Entre outras tarefas, os países se propuseram a desenvolver soluções de alfabetização digital e apoio à capacitação de profissionais em TI; trocar experiências e transferir tecnologias de governo eletrônico. Esta última iniciativa tem como meta melhorar a eficiência e elevar a oferta de serviços públicos, reduzir custos e aumentar a transparência da administração.
A carta aberta também esclarece que os países se comprometeram a estabelecer uma rede de apoio mútuo para a difusão e implementação, em âmbito regional, de soluções de inclusão digital, além de promover o desenvolvimento de mecanismos de interoperabilidade baseados nos padrões abertos.
“O Mercosul está forte no compromisso com o software livre. Todos os países que estiveram presentes são veementes na necessidade de avançarmos nisso”, diz Sérgio Rosa, diretor do Serviço Federal de Processamento de Dados (Serpro) e um dos coordenadores do encontro.
Segundo o executivo, entre as iniciativas de inclusão digital também está a discussão cooperada com esses países para a iniciativa Um Computador por Aluno (UCA). Assim como o Brasil, nesse momento, a Argentina também está na fase de desenvolvimento do programa.
“A sinergia que existe no continente em cima desses temas mostra que a região pode ter uma autonomia tecnológica. A proposta desses encontros é fortalecer a relação Sul-Sul que está nas diretrizes da política externa brasileira”, comenta.
Força em software
Também na primeira quinzena de fevereiro, esses países se uniram ao Equador, República Dominicana e México para avançar nas discussões sobre software na região. A idéia para os próximos meses é identificar oportunidades de negócios em desenvolvimento de software e prestação de serviços.
Para avançar nos trabalhos conjuntos, cada país deverá, primeiramente, atualizar seus diagnósticos sobre sua própria indústria de software, disseminar tecnologias que promovam a convergência digital e avaliar custos de transição e migração entre vários tipos de software. Posteriormente, cada país deverá fazer um relatório consolidado sobre o diagnóstico da indústria de software dos países, além de elaborar um documento de orientação para que as empresas participantes sobre as oportunidades identificadas.
Outros objetivos incluem a formação de inteligência na produção de software – estimulando a criação de centros especializados e apoiar programas de intercâmbio tecnológico – e promover o uso de software na administração pública orientado a interoperabilidade, inclusão digital e prestação de serviços.
Fomentar a independência tecnológica dos países participantes em software livre também é um dos objetivos. Entre as tarefas propostas estão a identificação de novas oportunidades criadas com este modelo, promover o intercâmbio de software e estabelecer ações de cooperação para ampliar a participação dos países no mercado de código aberto.

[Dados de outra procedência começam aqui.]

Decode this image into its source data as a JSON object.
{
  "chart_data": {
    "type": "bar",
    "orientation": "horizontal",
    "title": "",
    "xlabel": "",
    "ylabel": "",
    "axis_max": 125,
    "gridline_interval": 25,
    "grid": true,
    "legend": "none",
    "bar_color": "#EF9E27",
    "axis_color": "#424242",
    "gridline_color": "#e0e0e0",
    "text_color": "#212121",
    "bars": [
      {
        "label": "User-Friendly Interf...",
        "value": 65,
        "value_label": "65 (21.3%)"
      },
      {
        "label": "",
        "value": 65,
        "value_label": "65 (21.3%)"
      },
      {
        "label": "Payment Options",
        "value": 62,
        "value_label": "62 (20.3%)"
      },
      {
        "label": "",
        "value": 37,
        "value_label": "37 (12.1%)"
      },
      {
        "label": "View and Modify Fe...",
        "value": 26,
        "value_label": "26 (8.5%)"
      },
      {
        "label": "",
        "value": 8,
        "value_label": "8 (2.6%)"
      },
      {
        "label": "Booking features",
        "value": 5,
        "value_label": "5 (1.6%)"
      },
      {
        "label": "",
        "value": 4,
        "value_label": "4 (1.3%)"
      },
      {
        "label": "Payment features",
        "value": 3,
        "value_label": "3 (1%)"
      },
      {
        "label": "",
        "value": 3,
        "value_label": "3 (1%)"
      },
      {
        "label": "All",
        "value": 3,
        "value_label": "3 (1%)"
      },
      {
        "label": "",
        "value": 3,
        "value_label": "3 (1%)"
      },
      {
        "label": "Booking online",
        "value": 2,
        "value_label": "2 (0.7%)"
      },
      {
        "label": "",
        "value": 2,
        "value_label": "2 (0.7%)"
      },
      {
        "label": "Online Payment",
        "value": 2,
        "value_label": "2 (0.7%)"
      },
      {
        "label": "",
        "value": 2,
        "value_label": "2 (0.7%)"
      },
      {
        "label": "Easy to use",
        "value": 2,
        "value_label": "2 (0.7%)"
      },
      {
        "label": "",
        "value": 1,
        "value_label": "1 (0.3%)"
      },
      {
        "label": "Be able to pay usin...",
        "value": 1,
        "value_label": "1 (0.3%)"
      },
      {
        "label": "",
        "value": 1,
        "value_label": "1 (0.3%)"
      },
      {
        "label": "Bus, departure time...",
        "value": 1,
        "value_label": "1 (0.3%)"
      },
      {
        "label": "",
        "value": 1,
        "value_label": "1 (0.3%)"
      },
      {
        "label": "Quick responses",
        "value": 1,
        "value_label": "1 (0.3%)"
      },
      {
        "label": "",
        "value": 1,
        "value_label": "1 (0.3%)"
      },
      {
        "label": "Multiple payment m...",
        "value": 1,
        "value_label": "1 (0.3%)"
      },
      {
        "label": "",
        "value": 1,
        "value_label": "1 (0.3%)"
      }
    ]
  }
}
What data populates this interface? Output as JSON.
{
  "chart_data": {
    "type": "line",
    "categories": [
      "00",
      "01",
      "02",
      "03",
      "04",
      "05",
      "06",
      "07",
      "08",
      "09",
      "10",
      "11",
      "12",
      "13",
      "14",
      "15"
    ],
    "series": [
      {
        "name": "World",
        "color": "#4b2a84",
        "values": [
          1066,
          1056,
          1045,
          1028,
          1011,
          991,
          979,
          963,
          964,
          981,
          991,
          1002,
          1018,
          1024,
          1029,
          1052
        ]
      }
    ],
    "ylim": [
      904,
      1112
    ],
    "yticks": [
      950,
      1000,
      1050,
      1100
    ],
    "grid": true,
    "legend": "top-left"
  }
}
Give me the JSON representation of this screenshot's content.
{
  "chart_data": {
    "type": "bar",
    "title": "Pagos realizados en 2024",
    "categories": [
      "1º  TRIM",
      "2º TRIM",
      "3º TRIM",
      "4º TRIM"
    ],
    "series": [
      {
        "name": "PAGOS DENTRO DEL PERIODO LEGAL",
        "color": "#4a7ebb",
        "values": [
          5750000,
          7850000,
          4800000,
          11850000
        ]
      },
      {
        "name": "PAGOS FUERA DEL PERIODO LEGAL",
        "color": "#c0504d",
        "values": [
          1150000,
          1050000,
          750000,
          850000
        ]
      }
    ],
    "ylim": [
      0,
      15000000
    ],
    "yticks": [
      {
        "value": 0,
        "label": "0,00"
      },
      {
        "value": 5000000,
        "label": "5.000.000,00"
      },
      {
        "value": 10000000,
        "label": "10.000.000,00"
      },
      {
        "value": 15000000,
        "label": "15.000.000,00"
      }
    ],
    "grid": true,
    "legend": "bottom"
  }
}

O Fórum Internacional de Software Livre, que acontece em Porto Alegre, em abril, deverá condensar as discussões e as ações tomadas até então.
“Já temos trabalho agendado com o Paraguai e com o Equador, que acaba de trocar o governo e está firme na proposição de software livre. Vamos compartilhar o Carteiro – software de correio eletrônico em código aberto desenvolvido pelo Serpro – e logo seguir a estratégia também com o Equador”, aponta Sérgio Rosa.
Embora neste momento o Brasil aparecer mais como um doador de tecnologia do que um receptor entre os países do grupo justamente em virtude de seu nível de desenvolvimento, o executivo ressalta que a situação deve se reverter em um quadro favorável posteriormente.
“É verdadeiro o fato de que, neste momento, o Brasil tem doado mais do que recebido. Mas esse é o momento de estabelecer relações de aproximação, para em seguida, seguir para relações comerciais. Posteriormente devemos fazer reuniões entre empresários brasileiros e de vários países e aí o Brasil mostrará seu potencial vendedor. Neste momento o governo tem cedido mais, mas isso propicia um ambiente favorável posterior para os negócios”, conclui.